Читать книгу Жернова. 1918–1953. Книга седьмая. Держава - Виктор Мануйлов - Страница 24

Часть 24
Глава 23

Оглавление

В деревню к деду Василию мы поехали всей семьей. Летом…

Нет, сперва была осень. Шел дождь, дул холодный ветер, светили фонари, блестел мокрый перрон, и мне очень хотелось спать. Мы шли вдоль зеленых вагонов… То есть шли мама с папой, а я сидел на чемоданах, чемоданы стояли на тележке, тележку катил сердитый дядя в фартуке, почти таком же, как у мамы, но без цветочков, зато с круглой жестянкой на груди. Папа нес Людмилку, мама, в соломенной шляпке с голубыми цветочками сбоку и сеточкой на лице, шла рядом и держалась за папу, чтобы не отстать, потому что я ехал очень быстро.
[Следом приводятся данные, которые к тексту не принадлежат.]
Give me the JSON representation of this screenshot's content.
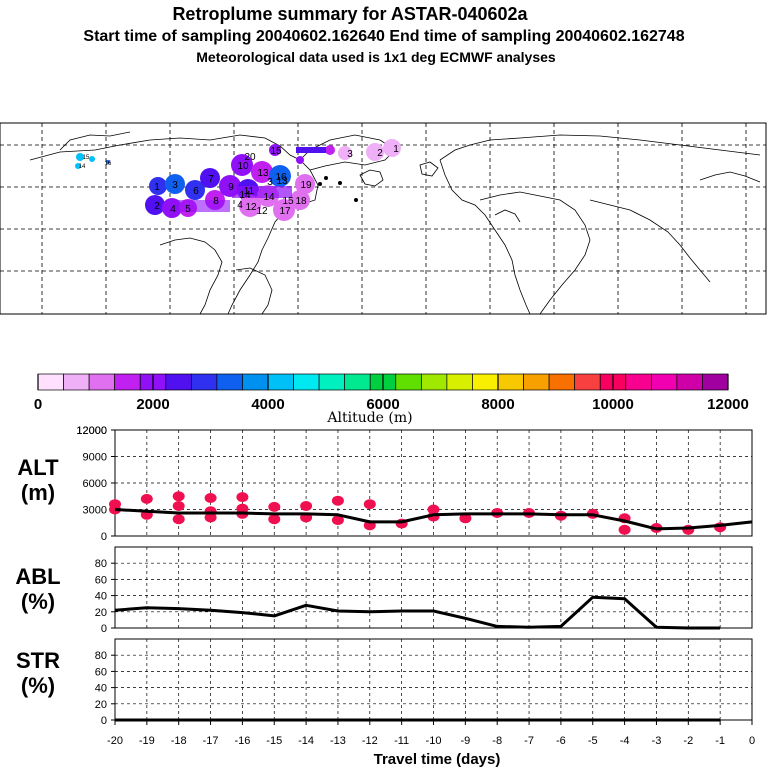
{
  "titles": {
    "line1": "Retroplume summary for ASTAR-040602a",
    "line2": "Start time of sampling 20040602.162640     End time of sampling 20040602.162748",
    "line3": "Meteorological data used is 1x1 deg ECMWF analyses"
  },
  "map": {
    "labels_west": [
      "15",
      "14",
      "16"
    ],
    "plume_labels": [
      "1",
      "2",
      "3",
      "4",
      "5",
      "6",
      "7",
      "8",
      "9",
      "10",
      "11",
      "12",
      "13",
      "14",
      "15",
      "16",
      "17",
      "18",
      "19",
      "20",
      "3",
      "2",
      "1",
      "4",
      "3",
      "12",
      "13",
      "15",
      "14"
    ]
  },
  "colorbar": {
    "label": "Altitude (m)",
    "ticks": [
      "0",
      "2000",
      "4000",
      "6000",
      "8000",
      "10000",
      "12000"
    ],
    "colors": [
      "#ffe0ff",
      "#f0b0f8",
      "#e070f0",
      "#c020f0",
      "#9010f8",
      "#5010f0",
      "#3030f0",
      "#1060f0",
      "#0090f0",
      "#00c0f8",
      "#00e8f0",
      "#00f0c0",
      "#00e890",
      "#00d040",
      "#60e000",
      "#a0e800",
      "#d8f000",
      "#f8f000",
      "#f8c800",
      "#f8a000",
      "#f87000",
      "#f84040",
      "#f80060",
      "#f80090",
      "#f000b0",
      "#d000a8",
      "#a000a0"
    ]
  },
  "chart_data": [
    {
      "type": "line",
      "name": "ALT",
      "title_lines": [
        "ALT",
        "(m)"
      ],
      "x": [
        -20,
        -19,
        -18,
        -17,
        -16,
        -15,
        -14,
        -13,
        -12,
        -11,
        -10,
        -9,
        -8,
        -7,
        -6,
        -5,
        -4,
        -3,
        -2,
        -1,
        0
      ],
      "values": [
        3000,
        2800,
        2600,
        2600,
        2600,
        2500,
        2500,
        2400,
        1600,
        1600,
        2400,
        2500,
        2500,
        2500,
        2400,
        2400,
        1700,
        800,
        900,
        1200,
        1600
      ],
      "ylim": [
        0,
        12000
      ],
      "yticks": [
        "0",
        "3000",
        "6000",
        "9000",
        "12000"
      ],
      "scatter_x": [
        -20,
        -20,
        -19,
        -19,
        -18,
        -18,
        -18,
        -17,
        -17,
        -17,
        -16,
        -16,
        -16,
        -15,
        -15,
        -14,
        -14,
        -13,
        -13,
        -12,
        -12,
        -11,
        -10,
        -10,
        -9,
        -8,
        -7,
        -6,
        -5,
        -4,
        -4,
        -3,
        -2,
        -1
      ],
      "scatter_y": [
        3000,
        3600,
        2400,
        4200,
        1900,
        3400,
        4500,
        2100,
        2800,
        4300,
        2500,
        3100,
        4400,
        1900,
        3300,
        2100,
        3400,
        1800,
        4000,
        1200,
        3600,
        1400,
        2200,
        3000,
        2000,
        2600,
        2600,
        2300,
        2500,
        700,
        2000,
        900,
        700,
        1000
      ]
    },
    {
      "type": "line",
      "name": "ABL",
      "title_lines": [
        "ABL",
        "(%)"
      ],
      "x": [
        -20,
        -19,
        -18,
        -17,
        -16,
        -15,
        -14,
        -13,
        -12,
        -11,
        -10,
        -9,
        -8,
        -7,
        -6,
        -5,
        -4,
        -3,
        -2,
        -1
      ],
      "values": [
        22,
        25,
        24,
        22,
        19,
        15,
        28,
        21,
        20,
        21,
        21,
        12,
        2,
        1,
        2,
        38,
        36,
        1,
        0,
        0
      ],
      "ylim": [
        0,
        100
      ],
      "yticks": [
        "0",
        "20",
        "40",
        "60",
        "80"
      ]
    },
    {
      "type": "line",
      "name": "STR",
      "title_lines": [
        "STR",
        "(%)"
      ],
      "x": [
        -20,
        -19,
        -18,
        -17,
        -16,
        -15,
        -14,
        -13,
        -12,
        -11,
        -10,
        -9,
        -8,
        -7,
        -6,
        -5,
        -4,
        -3,
        -2,
        -1
      ],
      "values": [
        0,
        0,
        0,
        0,
        0,
        0,
        0,
        0,
        0,
        0,
        0,
        0,
        0,
        0,
        0,
        0,
        0,
        0,
        0,
        0
      ],
      "ylim": [
        0,
        100
      ],
      "yticks": [
        "0",
        "20",
        "40",
        "60",
        "80"
      ]
    }
  ],
  "xaxis": {
    "label": "Travel time (days)",
    "ticks": [
      "-20",
      "-19",
      "-18",
      "-17",
      "-16",
      "-15",
      "-14",
      "-13",
      "-12",
      "-11",
      "-10",
      "-9",
      "-8",
      "-7",
      "-6",
      "-5",
      "-4",
      "-3",
      "-2",
      "-1",
      "0"
    ]
  }
}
Наш вагон оказался прицепленным близко к паровозу с большими красными колесами. Паровоз сердился: ему ужасно надоело стоять на одном месте и страшно хотелось погудеть. Он пыхтел, шипел, окутывался паром. У меня дома под столом остался такой же паровоз с красными колесами, только маленький и деревянный. Он совсем не умел шипеть и пыхтеть. За него шипел и пыхтел я сам. И гудел тоже.

А вот тетя в красной шапочке никуда не спешила. Она взяла у папы какие-то бумажки, долго рассматривала их и только потом впустила нас в вагон. Я даже расхотел спать: так боялся, что паровоз уедет без нас. Или без папы, который куда-то исчез, едва рассадив нас с мамой в маленькой комнатке с полатями и диванами, а появился, когда паровоз загудел и мы поехали. И как только папа появился, меня положили на диван – и дальше я ничего не помню.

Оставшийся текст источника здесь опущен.